Alexander Föhr besichtigte Container, kam mit den Vertretern der Kommune ebenso ins Gespräch wie mit Bewohnern. Auch der Bundestagsabgeordnete berichtete von Erfahrungen in den Städten und Gemeinden, in denen „die erste Euphorie einer großen Ernüchterung gewichen ist“. Die Kommunen, vor allem KiTas und Schulen, stoßen mit der Integration immer mehr an ihr Grenzen. Die Flüchtlingspolitik und die immer schwierigere Integration werde ein entscheidendes Thema im bevorstehenden Bundestagswahlkampf sein, darüber waren sich OB und MdB einig.

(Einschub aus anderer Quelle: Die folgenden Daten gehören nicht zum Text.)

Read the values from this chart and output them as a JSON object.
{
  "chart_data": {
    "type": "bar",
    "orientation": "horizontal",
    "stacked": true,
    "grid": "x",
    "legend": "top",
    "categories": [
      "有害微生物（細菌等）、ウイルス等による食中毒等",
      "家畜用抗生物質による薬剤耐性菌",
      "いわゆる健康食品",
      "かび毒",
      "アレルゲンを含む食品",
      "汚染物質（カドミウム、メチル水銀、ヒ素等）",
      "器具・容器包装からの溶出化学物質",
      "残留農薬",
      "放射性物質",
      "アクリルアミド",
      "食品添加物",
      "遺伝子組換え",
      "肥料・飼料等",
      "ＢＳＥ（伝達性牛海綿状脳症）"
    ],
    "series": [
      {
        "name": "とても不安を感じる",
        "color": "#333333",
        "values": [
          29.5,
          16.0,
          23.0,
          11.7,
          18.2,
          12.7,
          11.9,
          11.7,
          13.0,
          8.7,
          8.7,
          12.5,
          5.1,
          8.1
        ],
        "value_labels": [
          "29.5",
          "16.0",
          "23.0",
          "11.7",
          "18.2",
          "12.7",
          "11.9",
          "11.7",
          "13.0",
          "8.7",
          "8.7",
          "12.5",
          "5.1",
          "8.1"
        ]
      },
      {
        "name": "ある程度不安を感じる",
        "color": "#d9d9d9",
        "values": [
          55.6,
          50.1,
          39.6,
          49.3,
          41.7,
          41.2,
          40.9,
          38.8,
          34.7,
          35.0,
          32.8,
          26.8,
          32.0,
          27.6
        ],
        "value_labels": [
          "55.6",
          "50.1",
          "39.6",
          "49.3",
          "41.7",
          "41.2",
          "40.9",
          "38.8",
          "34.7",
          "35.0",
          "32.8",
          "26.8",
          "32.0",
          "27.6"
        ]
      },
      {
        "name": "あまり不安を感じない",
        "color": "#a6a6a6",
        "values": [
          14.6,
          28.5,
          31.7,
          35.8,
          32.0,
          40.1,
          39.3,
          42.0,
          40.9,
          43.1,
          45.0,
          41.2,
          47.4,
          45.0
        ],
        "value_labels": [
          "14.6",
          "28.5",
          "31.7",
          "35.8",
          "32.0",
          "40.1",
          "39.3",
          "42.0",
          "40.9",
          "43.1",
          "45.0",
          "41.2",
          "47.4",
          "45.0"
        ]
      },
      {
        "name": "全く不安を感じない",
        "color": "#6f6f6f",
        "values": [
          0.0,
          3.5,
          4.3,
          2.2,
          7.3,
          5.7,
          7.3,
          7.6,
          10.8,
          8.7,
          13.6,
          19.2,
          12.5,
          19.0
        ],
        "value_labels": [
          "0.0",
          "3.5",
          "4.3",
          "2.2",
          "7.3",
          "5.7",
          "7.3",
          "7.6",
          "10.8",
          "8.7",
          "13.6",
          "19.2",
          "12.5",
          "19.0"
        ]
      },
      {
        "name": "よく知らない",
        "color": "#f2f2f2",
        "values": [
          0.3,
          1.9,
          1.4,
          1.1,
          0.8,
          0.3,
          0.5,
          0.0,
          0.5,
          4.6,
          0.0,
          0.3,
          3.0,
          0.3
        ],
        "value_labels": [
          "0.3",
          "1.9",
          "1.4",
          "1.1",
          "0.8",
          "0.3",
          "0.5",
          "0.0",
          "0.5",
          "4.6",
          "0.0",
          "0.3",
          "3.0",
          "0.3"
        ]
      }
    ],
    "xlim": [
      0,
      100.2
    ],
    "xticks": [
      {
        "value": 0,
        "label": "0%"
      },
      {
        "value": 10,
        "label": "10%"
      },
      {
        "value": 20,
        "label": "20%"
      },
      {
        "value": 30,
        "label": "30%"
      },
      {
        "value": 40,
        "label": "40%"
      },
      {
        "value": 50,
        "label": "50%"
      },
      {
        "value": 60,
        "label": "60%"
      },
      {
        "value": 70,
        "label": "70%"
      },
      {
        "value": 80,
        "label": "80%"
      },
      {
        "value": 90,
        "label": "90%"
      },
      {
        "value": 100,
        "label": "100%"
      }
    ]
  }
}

Föhr bekräftigte, dass seine Partei für eine Begrenzung der Einwanderung sei – bis hin zu einer Zurückweisung an den Grenzen. Die Zuwanderung müsse steuerbar sein, statt unreguliert. Just plädierte aus Sicht der Kommunen dafür, bei der Aufnahme von Flüchtlingen „von einer Kapazitätsplanung statt von einer Bedarfsplanung“ auszugehen. Eine Meinung, die Föhr teilte. 

Zudem müsse die Integration deutlicher eingefordert werden, zum Beispiel mit einem verpflichtenden Kindergartenjahr vor der Einschulung, um Sprachbarrieren abzuräumensowie der schnelleren Integration in den Arbeitsmarkt. Manuel Just betonte, dass die Große Kreisstadt in enger Abstimmung mit dem Landkreis arbeite, damit Flüchtlinge erst dann in Weinheim eintreffen, wenn Wohnraum zur Verfügung steht. Bislang habe man das immer geschafft – meistens aber gerade so, mit Kreativität und Improvisationsfähigkeit. „Und wenn morgen ein Bus mit Flüchtlingen an der Stadtgrenze steht?“, fragte Föhr rhetorisch. „Dann wäre das der Worst Case, den wir bislang vermeiden konnten“, gestand der OB, „dann müsste ich wohl in der Not eine Turnhalle belegen“. Der Abgeordnete bedankte sich für die „wertvolle Offenheit“.